Ujian ini menjadi puncak dari rangkaian latihan terpusat yang telah dijalani secara intensif selama dua pekan. Selama masa latihan, para prajurit ditempa secara disiplin dan berkesinambungan guna meningkatkan kemampuan fisik, mental, serta membentuk karakter yang tangguh.
Setiap tahapan latihan dilalui dengan penuh dedikasi. Para peserta dituntut memiliki ketahanan, fokus tinggi, serta semangat pantang menyerah dalam menghadapi berbagai materi yang diberikan.
Pada tahap ujian, prajurit tidak hanya diuji dari sisi teknik bela diri, tetapi juga pengendalian diri serta ketangguhan mental sebagai prajurit profesional. Hal ini menjadi tolok ukur kesiapan mereka dalam menghadapi tugas di lapangan.
Kenaikan tingkat sabuk hitam ini bukan sekadar pencapaian dalam kemampuan bela diri, melainkan juga simbol kehormatan, kedisiplinan, serta komitmen prajurit dalam menjalankan pengabdian kepada bangsa dan negara.

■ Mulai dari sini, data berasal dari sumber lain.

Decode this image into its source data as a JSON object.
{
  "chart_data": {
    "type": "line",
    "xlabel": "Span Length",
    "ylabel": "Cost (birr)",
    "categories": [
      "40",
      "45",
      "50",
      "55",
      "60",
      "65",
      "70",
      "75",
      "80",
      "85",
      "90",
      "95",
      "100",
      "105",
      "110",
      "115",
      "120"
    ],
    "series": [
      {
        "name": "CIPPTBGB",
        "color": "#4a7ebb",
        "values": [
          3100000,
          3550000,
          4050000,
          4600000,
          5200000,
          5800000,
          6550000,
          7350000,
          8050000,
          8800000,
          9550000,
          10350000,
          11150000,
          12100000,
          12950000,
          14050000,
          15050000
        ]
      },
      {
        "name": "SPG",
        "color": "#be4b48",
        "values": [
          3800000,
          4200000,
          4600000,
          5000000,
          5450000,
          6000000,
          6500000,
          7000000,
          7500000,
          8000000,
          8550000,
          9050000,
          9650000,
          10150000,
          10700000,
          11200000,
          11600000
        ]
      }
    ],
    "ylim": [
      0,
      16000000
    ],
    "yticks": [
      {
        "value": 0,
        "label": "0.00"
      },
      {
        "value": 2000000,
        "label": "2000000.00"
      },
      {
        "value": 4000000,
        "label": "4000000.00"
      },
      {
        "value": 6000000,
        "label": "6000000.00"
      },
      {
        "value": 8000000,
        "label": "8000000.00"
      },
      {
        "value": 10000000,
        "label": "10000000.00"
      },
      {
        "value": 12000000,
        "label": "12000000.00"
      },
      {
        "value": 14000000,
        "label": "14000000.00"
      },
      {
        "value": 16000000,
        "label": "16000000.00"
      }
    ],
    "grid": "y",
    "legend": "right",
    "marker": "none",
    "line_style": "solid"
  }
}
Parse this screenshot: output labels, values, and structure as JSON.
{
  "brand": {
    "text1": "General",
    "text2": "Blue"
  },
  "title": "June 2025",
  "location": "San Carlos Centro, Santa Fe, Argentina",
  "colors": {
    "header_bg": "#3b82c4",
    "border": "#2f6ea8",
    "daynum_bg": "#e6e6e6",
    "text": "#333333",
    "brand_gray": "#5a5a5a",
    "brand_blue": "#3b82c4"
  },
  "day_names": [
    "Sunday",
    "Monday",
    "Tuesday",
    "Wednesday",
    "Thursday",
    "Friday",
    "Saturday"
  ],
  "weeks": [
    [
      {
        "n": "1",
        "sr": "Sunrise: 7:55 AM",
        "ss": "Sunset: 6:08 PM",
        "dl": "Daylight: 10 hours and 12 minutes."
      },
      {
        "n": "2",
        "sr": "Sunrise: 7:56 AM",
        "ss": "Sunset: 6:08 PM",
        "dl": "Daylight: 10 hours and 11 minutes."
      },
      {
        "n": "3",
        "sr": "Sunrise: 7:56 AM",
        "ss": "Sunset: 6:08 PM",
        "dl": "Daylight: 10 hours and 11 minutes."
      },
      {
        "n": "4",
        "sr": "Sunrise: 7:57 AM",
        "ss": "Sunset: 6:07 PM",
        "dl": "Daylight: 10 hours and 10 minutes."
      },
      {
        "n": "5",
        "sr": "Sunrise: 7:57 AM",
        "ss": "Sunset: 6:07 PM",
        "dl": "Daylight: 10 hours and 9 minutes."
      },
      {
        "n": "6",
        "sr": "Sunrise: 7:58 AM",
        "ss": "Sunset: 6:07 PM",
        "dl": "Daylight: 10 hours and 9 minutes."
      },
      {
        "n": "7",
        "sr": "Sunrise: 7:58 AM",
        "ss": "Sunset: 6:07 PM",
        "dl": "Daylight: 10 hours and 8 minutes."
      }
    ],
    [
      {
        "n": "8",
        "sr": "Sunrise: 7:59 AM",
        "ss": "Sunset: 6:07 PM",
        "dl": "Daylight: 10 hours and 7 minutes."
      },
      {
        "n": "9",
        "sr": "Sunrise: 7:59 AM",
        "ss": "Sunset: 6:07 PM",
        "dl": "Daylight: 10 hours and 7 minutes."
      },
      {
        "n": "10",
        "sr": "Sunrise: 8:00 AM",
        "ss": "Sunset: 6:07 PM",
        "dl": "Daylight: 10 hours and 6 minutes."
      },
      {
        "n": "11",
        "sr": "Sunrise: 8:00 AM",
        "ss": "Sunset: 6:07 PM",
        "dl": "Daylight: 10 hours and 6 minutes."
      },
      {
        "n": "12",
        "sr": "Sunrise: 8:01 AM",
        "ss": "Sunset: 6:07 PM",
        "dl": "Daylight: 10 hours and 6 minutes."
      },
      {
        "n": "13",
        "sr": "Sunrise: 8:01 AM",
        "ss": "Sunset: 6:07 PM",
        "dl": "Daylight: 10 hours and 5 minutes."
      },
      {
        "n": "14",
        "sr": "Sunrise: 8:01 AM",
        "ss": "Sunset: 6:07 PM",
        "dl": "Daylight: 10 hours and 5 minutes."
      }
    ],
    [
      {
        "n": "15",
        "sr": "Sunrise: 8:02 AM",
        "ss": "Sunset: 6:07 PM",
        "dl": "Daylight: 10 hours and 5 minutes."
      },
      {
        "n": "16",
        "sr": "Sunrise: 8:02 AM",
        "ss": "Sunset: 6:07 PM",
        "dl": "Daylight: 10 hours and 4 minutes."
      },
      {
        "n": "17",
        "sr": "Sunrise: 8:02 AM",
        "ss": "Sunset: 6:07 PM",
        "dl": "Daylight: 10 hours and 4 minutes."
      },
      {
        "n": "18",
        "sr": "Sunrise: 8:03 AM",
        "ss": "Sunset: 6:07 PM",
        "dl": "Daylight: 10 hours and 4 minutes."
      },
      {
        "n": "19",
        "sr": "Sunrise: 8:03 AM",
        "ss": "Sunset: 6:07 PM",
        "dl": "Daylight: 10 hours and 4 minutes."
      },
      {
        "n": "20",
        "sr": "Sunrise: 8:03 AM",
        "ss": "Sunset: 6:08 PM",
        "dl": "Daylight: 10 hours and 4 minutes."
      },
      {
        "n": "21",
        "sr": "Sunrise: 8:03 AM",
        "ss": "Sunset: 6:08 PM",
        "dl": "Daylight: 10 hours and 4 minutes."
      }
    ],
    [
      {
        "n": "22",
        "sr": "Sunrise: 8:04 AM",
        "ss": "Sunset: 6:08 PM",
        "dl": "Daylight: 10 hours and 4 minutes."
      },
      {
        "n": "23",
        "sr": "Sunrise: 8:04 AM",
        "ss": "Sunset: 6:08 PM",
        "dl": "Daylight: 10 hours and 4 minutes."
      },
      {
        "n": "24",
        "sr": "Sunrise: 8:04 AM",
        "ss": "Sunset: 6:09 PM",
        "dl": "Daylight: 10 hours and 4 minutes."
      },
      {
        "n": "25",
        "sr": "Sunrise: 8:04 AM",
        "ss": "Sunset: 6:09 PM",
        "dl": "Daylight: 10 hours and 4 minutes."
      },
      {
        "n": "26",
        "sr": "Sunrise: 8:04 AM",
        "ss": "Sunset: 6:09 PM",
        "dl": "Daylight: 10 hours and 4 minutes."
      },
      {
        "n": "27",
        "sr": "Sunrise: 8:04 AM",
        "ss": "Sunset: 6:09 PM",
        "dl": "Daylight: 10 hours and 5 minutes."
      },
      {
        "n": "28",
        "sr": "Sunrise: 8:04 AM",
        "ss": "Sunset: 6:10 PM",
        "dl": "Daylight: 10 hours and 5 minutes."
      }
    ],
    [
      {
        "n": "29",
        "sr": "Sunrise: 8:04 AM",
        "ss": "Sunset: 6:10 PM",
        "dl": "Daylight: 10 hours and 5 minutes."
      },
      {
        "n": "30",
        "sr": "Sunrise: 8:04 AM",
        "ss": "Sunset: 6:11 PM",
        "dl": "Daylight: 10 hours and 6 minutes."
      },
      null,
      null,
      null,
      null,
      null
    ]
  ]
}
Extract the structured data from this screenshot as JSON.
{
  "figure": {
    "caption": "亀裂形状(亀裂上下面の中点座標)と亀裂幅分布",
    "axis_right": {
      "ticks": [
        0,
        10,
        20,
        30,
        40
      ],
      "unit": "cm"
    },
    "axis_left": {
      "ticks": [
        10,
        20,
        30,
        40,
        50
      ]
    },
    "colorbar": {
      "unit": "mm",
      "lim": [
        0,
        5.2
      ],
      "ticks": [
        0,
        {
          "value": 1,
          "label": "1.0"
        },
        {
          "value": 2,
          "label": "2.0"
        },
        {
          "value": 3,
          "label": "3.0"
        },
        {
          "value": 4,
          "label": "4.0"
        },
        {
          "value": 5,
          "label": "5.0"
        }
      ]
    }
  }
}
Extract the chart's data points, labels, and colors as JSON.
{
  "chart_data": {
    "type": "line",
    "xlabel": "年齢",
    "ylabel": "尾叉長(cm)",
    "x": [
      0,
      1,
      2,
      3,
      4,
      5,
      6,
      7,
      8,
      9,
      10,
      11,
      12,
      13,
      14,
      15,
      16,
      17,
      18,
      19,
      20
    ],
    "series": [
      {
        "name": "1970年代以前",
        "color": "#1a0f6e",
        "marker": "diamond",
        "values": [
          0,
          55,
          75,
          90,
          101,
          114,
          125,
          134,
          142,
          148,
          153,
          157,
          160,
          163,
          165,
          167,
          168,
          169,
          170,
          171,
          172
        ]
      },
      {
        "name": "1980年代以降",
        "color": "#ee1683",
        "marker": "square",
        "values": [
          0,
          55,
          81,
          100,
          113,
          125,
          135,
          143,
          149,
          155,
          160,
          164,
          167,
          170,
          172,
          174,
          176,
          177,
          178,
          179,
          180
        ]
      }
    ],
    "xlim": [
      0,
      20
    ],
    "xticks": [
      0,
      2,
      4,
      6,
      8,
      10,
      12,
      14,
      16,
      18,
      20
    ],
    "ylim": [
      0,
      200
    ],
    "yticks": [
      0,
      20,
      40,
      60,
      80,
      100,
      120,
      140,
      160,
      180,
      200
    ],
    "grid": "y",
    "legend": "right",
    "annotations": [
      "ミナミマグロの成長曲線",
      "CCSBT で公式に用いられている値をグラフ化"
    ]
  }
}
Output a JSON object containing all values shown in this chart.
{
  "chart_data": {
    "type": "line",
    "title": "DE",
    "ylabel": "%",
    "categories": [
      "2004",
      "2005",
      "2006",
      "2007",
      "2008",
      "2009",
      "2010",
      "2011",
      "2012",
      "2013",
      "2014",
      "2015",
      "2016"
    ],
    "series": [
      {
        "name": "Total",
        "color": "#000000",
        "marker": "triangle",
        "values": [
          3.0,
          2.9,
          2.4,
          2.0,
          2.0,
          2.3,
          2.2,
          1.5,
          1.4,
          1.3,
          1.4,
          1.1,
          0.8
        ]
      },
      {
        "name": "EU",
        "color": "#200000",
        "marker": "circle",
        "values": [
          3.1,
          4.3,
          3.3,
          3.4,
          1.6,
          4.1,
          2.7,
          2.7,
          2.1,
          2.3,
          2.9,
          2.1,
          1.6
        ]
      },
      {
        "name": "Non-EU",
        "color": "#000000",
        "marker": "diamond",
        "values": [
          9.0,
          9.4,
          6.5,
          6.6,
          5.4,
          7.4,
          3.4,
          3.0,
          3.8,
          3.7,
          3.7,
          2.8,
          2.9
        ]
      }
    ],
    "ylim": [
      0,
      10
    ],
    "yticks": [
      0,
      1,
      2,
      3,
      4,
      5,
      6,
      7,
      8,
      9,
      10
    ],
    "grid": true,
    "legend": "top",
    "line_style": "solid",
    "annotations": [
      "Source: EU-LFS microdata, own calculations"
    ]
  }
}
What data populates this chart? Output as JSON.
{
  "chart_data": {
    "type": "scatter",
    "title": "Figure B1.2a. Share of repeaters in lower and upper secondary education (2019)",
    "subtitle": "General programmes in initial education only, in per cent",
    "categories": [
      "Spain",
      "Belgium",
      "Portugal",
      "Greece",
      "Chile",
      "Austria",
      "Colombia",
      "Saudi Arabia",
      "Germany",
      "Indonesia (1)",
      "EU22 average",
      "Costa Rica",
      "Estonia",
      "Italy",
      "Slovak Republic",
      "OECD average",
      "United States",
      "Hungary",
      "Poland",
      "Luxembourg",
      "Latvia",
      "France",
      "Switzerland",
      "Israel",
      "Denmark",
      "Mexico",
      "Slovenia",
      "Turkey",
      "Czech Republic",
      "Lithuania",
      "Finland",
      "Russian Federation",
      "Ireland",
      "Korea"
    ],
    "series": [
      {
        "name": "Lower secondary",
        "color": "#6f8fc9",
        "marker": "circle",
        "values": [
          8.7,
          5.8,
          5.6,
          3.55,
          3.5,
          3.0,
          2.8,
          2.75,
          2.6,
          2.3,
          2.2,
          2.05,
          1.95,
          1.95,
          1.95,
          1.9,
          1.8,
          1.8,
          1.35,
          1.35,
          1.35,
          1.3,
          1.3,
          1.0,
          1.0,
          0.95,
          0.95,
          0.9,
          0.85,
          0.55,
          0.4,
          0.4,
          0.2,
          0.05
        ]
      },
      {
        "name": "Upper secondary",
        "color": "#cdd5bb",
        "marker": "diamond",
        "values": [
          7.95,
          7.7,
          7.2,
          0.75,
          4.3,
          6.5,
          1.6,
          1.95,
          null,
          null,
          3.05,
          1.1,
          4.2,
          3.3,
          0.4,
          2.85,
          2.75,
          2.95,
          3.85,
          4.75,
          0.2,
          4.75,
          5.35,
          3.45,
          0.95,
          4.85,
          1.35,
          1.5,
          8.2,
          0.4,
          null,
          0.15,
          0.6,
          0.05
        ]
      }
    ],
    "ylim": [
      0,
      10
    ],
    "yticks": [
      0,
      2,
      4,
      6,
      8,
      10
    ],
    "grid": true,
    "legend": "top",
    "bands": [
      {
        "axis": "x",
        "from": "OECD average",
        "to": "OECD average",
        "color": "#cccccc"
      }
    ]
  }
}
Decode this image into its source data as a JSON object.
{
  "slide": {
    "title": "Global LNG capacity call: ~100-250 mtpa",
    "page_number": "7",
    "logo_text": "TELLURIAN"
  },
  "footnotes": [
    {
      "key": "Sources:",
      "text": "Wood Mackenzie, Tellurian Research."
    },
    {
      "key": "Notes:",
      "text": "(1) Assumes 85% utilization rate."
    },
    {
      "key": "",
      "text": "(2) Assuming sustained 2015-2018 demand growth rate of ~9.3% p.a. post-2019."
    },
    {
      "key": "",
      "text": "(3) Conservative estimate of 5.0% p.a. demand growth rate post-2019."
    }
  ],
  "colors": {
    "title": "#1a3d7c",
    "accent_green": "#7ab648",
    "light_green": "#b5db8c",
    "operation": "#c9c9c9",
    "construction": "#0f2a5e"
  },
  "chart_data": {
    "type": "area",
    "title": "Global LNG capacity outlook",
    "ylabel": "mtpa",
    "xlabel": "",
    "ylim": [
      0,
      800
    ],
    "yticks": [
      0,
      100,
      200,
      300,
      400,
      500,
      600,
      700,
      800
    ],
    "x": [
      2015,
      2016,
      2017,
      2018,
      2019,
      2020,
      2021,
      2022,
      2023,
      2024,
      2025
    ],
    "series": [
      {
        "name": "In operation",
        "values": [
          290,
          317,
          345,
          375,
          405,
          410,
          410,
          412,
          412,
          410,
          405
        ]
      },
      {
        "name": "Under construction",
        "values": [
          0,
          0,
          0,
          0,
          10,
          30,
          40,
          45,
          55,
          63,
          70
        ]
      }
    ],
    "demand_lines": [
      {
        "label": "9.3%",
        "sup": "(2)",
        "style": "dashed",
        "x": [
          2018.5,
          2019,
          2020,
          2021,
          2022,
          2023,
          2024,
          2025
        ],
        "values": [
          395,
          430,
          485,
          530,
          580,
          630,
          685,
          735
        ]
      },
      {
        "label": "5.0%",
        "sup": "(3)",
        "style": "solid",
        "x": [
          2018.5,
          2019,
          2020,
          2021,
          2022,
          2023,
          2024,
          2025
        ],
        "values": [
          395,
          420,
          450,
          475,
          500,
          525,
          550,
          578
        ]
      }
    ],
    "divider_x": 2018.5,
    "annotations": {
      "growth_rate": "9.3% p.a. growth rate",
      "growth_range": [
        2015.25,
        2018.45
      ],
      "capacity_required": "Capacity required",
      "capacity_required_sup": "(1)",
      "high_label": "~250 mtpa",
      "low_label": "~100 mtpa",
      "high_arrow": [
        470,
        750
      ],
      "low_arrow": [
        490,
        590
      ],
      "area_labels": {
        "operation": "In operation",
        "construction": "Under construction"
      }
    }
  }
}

Melalui kegiatan tersebut, diharapkan prajurit Kodam Jaya semakin siap menghadapi berbagai tantangan tugas, dengan tetap menjunjung tinggi profesionalisme dan integritas sebagai bagian dari TNI AD.
Semangat untuk tetap fokus, kuat, dan memberikan yang terbaik terus ditekankan dalam setiap pelaksanaan kegiatan ini.